Как будто морской водой — по лицу, как будто стая птиц передо мной взметнулась с криком и клацаньем. Она стоит на полене: желтые куриные лапки с когтями, длинные тонкие голубые ноги (и как они ее, такую огромную, выдерживают?), поверх ног, чуть выше колен — юбка, переливающаяся синим, голубым, бирюзовым, аквамариновым; в юбку заправлена блузка водно-зеленого оттенка — нежное напоминание о детской забаве: смотреть на мир через осколок болотного цвета бутылки. В тонких руках, похожих, скорее, на лапы насекомого — деревянное распятие, сколоченное из длинных веток. Женщина на курьих ножках держит это распятие так, что оно устремляется влево и ввысь, и потому взгляд все время соскальзывает с ее лица на лицо — Иисуса? Нет, определенно, нет. Это кто-то другой. И я пока не знаю, кто он и как его зовут. А лицо самой Женщины — овал, почти правильной формы, с большими глазами, немного болезненным лилово-пурпурным румянцем и — самое главное — с носом-клювом, желтым, вытянутым, крючковатым — опять же, привет из детства, когда мало что могло сравниться с удовольствием сорвать колючку с ярко-желтой, пышущей цветом и ароматом караганы и приклеить ее на нос, смочив слюной. Кто дольше проходит с длинной колючкой на носу — тот и выиграл.

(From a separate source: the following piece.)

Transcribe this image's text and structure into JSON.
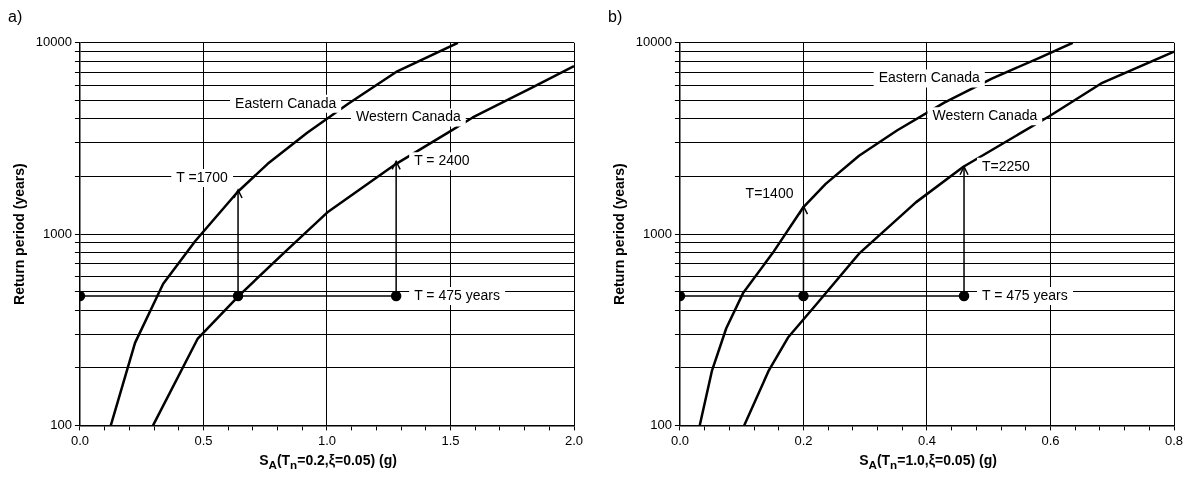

И вот она смотрит на меня — яйцеголовая, желтоклювая, куринолапая, лысая, выходящая из сумрака огромной — почти в человеческий рост — картины, прислоненной к выцветшей стене дома — соседнего с библиотекой.
Картина на снегу? И снег идет — здесь ли, в реальности, или на этом полотне? Или я тоже внутри него, внутри сине-голубого варева и наблюдаю — оттуда, с другой стороны — за тем, как падает, падает снег?
Он подходит ко мне — с сигаретой, бородатый, в пестрой смешной тюбетейке, одетый по-весеннему легко и празднично, будто и не зима, и не снег летит, а белые лепестки:
— Нравится? — спросил он.
— Не знаю, — ответила я. — Притягивает.
— Друг написал. А я вот… хотел пристроить ее в библиотеку, в витрину поставить. До весны. Хорошо же — идешь мимо, а за стеклом — ОНА. Мне пока негде хранить. Делаю перестановку у себя.
У себя? Где у себя? В доме на дереве? В бесконечном колодце? В Сухаревой башне? Он, наверное, услышал мои мысли и сказал:
— Здесь вот. У меня что-то вроде арт-подвала…
Он показал на железную дверь, выкрашенную в цвет фасада. Неприметная, запертая наглухо, без ручки. Я много раз проходила мимо, а иногда и думала: «Что там такое, за ней?». В Москве же нет дверей-просто-так, каждый метр пространства занят и приспособлен, тем таинственнее выглядит дверь, которая маскируется под стену и словно бы шепчет: «За мной никого нет, а если и есть, то это не твое дело». Иногда, когда у двери плохое настроение, она может добавить: «…собачье дело».
— Так что с картиной? — спросила я. И почему-то произнесла детское и нелепое: «Ей не холодно»?
Он не смутился и серьезно, даже рассудительно ответил:
— Холодно, конечно. Вон она раздетая вся. Хочет в тепло. В библиотеку бы хорошо — там бы люди смотрели.
— И что?
— И ничего. Не взяли. Говорят, у нас детская библиотека. Не положено. Ладно, придумаю что-то. Такая Женщина точно не пропадет! Пока в коридоре постоит. Там видно будет.
— В подвале вашем?
— Ну да. Приходи как-нибудь. Если интересно.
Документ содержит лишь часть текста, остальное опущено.